Agent Brettano fixed her hazel eye on him. “It’s VX gas,” she said.
“Yeah?”
“You’re looking at the former resident of Presidents, Agent Pilcher. We’ll probably never be able to decontaminate it.”
He blinked, imagining it. What would they have to do? Incinerate it, one piece at a time? Block it off? Burn it to the ground and bury it in concrete, like Chernobyl? Involuntarily he felt a wave of rage wash over him. Dalton, that bastard. They were going to get him for this.
Brettano snapped her fingers in his face. “Are you paying attention?”
He was now. “Yes,” he said.
“Good. Listen closely. Your life isn’t the only one you risk if you panic in there, understand? You put my teams at risk and all the other people in there if you freak out. So I’m going to ask you again. Can you handle this?”

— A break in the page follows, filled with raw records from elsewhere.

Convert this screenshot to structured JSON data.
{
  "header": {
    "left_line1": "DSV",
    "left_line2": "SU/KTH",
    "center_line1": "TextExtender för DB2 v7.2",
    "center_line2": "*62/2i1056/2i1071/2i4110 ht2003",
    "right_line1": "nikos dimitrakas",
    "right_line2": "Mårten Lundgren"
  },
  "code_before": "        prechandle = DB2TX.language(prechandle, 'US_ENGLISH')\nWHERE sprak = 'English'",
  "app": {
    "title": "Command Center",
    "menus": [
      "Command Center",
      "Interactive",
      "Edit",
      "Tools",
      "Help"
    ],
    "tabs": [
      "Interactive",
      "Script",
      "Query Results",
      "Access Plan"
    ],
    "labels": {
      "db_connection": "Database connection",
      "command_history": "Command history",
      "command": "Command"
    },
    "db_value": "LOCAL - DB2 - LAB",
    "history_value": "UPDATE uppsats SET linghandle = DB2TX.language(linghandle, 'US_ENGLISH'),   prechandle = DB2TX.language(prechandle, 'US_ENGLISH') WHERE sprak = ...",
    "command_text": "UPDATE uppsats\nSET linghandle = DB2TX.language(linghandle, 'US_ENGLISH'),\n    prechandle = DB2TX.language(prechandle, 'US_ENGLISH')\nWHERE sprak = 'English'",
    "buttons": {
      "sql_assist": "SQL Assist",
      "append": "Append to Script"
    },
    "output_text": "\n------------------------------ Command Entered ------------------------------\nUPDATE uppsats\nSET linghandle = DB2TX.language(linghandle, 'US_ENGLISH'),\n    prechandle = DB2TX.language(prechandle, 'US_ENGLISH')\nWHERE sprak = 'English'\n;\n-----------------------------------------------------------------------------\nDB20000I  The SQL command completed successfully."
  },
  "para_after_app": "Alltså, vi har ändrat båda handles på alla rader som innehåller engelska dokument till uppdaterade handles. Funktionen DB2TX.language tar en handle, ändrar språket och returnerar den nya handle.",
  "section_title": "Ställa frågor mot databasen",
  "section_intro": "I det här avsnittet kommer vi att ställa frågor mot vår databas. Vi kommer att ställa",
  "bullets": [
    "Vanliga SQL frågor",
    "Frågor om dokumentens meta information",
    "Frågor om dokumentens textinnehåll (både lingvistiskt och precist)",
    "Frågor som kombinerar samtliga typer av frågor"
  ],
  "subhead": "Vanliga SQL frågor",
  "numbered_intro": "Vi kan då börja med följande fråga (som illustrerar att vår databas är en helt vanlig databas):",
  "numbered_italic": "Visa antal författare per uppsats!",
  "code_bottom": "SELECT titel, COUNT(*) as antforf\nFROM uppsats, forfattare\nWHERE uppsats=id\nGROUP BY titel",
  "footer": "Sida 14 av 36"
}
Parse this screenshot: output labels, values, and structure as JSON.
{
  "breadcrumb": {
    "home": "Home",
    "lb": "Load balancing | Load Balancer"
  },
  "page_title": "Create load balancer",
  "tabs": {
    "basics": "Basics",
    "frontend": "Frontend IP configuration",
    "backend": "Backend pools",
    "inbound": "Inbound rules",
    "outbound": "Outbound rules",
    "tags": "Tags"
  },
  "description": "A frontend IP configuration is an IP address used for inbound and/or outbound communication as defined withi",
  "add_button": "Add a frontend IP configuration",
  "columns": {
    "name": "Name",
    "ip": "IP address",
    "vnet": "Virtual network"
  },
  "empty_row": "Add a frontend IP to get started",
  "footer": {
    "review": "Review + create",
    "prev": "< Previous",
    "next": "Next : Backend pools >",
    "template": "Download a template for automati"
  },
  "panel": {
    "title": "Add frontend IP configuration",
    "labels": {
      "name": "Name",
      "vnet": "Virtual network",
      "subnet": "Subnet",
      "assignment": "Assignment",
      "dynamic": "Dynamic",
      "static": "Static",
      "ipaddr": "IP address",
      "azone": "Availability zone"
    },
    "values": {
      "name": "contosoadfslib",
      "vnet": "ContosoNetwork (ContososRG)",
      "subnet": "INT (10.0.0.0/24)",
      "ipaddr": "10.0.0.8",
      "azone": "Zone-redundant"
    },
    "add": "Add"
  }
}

Pilcher looked her in the eye. “Yes. I can handle it.”
“Okay. Suit up.”
The suit was hot and awkward. The air from the tank smelled and tasted stale and metallic. He could smell his own sweat, bitter and acidic, the stench of fear.
The West Wing was well lit… for a graveyard. Pilcher had been told the body count was over one hundred. The VX gas had been released directly into the White House ventilation system through a cold air intake. Brettano had said in an ominous voice pinched with anger, “In DHS Deputy Director Samuel Dalton’s office.” The missing man. Hundreds of agents hunted him now, but so far, nothing.